Obviously, it’s not every day that you run into a client with so much ambition – and the budget to match. It simply wouldn’t have worked if the clients hadn’t been involved in the decision-making process from the start: Close communication and steady interaction were critical as we discussed all of these features and how they would all come together.

The results speak for themselves, and with no small measure of pride I must mention that the project won a Best of Competition medal and an Outstanding Achievement Award in the Northeast Spa & Pool Association’s design awards program and a Special Judges’ Award in the National Spa & Pool Institute’s national design awards competition.

It’s all well and good to hang plaques on walls, but the true satisfaction from this project comes from knowing that we produced a truly beautiful watershape – and delighted our clients in the process.

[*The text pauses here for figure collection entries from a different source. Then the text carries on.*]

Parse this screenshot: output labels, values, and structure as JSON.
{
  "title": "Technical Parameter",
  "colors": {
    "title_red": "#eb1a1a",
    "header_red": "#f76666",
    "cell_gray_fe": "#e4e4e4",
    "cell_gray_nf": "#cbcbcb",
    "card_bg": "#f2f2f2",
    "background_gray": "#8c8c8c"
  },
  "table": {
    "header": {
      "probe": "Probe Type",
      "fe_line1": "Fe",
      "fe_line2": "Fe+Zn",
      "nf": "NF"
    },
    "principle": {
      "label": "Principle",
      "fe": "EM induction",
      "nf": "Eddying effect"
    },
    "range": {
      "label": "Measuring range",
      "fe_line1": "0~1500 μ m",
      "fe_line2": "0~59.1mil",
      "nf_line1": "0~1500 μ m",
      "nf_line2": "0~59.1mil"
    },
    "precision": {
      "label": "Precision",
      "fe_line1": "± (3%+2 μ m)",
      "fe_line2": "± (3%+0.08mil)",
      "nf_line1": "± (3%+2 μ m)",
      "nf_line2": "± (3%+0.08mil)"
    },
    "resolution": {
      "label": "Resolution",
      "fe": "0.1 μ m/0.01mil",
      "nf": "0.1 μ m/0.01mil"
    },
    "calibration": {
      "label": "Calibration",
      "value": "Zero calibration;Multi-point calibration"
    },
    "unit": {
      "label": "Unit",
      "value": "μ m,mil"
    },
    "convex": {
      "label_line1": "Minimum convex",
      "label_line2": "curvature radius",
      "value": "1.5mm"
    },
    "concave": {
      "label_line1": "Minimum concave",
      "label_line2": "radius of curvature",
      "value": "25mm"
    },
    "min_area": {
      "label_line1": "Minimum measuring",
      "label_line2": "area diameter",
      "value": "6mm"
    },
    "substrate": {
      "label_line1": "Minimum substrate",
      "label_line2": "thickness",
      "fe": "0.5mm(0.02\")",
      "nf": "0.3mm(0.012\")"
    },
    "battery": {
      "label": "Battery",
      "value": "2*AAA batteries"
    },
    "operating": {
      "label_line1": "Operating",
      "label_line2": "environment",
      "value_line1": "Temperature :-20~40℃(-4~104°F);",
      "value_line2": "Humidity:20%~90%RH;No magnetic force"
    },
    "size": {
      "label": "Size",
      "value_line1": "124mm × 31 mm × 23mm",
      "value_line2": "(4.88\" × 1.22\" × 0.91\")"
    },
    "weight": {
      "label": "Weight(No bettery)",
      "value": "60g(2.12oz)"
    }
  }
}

Ron Gibbons, president of Ron Gibbons Swimming Pools in Islip Terrace, N.Y., has been in the pool construction business for 37 years. He began his career at his father’s side at Paddock Welding, the first swimming pool construction company on Long Island. Nearly four decades later, Gibbons’ own company, which he runs with his son Ron Jr., builds high-end, custom gunite pools for an affluent clientele. The firm has been recognized with design awards from both the National Spa & Pool Institute and NESPA. Gibbons has served as president of the Long Island Chapter of NSPI, sat on the regional board of directors, has taught seminars on high-end design at a variety of trade events and is an associate member of Genesis 3. He’s also active in his community, having founded an association dedicated to the revitalization of the downtown area of Great River, N.Y., and served as commissioner of the Great River Fire Department.